Si une timide reprise s'est amorcée depuis 2004 (+ 17.200), les soldes créditeurs sont dérisoires : seulement 100.000 emplois ont été créés dans le secteur privé depuis un an alors que le nombre de chômeurs a baissé de 260.000 sur la même période…

Le leurre du "papy-boom"

Le "choc démographique" n'aura pas lieu. Sur les 600.000 départs annuels à la retraite actuels et escomptés pour les années à venir, seul un tiers des postes seraient visiblement maintenus, les autres ayant été supprimés ou délocalisés. De quoi faire déchanter Jean-Louis Borloo qui misait dessus pour faire baisser le chômage !

«Choc démographique» ne veut pas dire «recrutement»

Ou comment le papy-boom est une aubaine pour geler, voire réduire ses effectifs.
Supprimer des emplois sans licencier

Ou comment le papy-boom permet de supprimer des milliers d'emplois avec pour objectif "zéro chômeur", une astuce déculpabilisante qui a aussi pour conséquence de maintenir une seule génération au travail...

Les emplois de demain...

Ce ne sont plus des centaines mais des milliers de suppressions d'emplois qui se profilent à l'horizon : Airbus, PSA Peugeot Citroën, AXA, les câblo-opérateurs et leurs sous-traitants, les équipementiers automobiles, l'industrie du verre... A cette allure combien de temps ces chiffres vont-ils rester "bons" ???

Baisse du chômage : pour combien de temps ?

ILS L'ONT DIT

Jean-Pierre Revoil, le directeur général de l'Unedic, a déclaré en février dernier : Le chômage est à 12%... On est loin du compte, mais c'est un début.
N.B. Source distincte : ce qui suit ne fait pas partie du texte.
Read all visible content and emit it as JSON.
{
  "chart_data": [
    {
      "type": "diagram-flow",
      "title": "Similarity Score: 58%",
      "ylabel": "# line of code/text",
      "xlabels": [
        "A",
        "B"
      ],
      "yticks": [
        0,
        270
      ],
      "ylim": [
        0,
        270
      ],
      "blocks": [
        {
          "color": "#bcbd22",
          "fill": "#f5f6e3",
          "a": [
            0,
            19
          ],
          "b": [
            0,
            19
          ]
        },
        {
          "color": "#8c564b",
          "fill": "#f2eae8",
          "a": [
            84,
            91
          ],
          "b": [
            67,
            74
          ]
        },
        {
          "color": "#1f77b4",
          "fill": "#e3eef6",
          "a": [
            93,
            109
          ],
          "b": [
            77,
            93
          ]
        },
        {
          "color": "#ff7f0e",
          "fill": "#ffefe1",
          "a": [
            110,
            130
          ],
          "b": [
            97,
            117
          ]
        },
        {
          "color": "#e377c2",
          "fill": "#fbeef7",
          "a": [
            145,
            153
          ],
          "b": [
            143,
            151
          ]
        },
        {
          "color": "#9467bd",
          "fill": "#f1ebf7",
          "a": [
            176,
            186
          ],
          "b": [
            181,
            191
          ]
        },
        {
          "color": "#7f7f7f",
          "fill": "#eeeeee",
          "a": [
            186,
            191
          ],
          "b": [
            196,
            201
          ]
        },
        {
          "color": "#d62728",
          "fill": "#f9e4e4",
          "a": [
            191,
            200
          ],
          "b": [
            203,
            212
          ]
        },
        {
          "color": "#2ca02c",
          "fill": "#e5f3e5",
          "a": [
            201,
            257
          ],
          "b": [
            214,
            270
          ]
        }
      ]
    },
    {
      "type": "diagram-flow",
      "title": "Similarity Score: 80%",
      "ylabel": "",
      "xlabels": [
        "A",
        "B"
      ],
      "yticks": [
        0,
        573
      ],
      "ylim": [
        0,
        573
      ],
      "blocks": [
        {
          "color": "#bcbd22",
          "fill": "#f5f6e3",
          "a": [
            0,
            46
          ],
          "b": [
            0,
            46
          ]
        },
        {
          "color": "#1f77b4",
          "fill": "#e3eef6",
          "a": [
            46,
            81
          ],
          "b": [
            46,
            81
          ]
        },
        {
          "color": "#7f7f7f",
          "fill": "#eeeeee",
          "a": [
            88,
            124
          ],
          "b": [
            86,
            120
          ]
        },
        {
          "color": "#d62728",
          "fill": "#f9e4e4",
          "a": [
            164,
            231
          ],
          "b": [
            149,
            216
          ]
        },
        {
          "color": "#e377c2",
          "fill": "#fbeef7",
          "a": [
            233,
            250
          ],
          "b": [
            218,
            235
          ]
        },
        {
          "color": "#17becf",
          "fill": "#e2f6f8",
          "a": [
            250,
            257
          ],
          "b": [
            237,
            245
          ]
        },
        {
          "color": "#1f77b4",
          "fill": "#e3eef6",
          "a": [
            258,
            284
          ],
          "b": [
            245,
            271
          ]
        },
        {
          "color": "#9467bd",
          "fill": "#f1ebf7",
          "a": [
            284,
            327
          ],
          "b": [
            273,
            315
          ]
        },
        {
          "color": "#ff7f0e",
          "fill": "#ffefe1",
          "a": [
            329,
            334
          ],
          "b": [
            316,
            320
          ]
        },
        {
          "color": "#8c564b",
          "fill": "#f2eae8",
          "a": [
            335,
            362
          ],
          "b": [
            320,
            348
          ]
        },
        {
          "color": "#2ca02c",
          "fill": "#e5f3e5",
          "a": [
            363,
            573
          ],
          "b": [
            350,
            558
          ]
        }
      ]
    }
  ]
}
• De Jack Lang en passant par François Bayrou ou Philippe de Villiers, sur le plateau d'Arlette Chabot en avril dernier, nous étions 5 millions de chômeurs en France, tout le monde est d'accord !

Sans oublier, fin 2004, l'introduction du Plan de cohésion sociale de Jean-Louis Borloo qui annonçait 4 millions de chômeurs, ou les récents propos de François Chérèque de la CFDT, qui nous estime "entre 3,5 et 4 millions"...

ILS L'ONT FAIT

Le collectif Les Autres Chiffres Du Chômage, composé du Réseau d’alerte sur les inégalités (RAI-Bip40), Agir ensemble contre le chômage (AC!), le Mouvement National des Chômeurs et Précaires (MNCP), l'Association Pour l'Emploi, l'Information et la Solidarité des chômeurs et des précaires (APEIS), le Réseau Stop Précarité, la CGT-INSEE, le Syndicat National Unifié de l’ANPE (SNU) et SUD-ANPE, ont uni leur expérience et leurs données afin d'analyser en profondeur les chiffres du chômage. Dire la vérité est fondamental car, au-delà des statistiques, à la veille des élections présidentielles, c'est la crédibilité de la République qui est en jeu et ce mensonge d'Etat est résolument indigne d'une démocratie.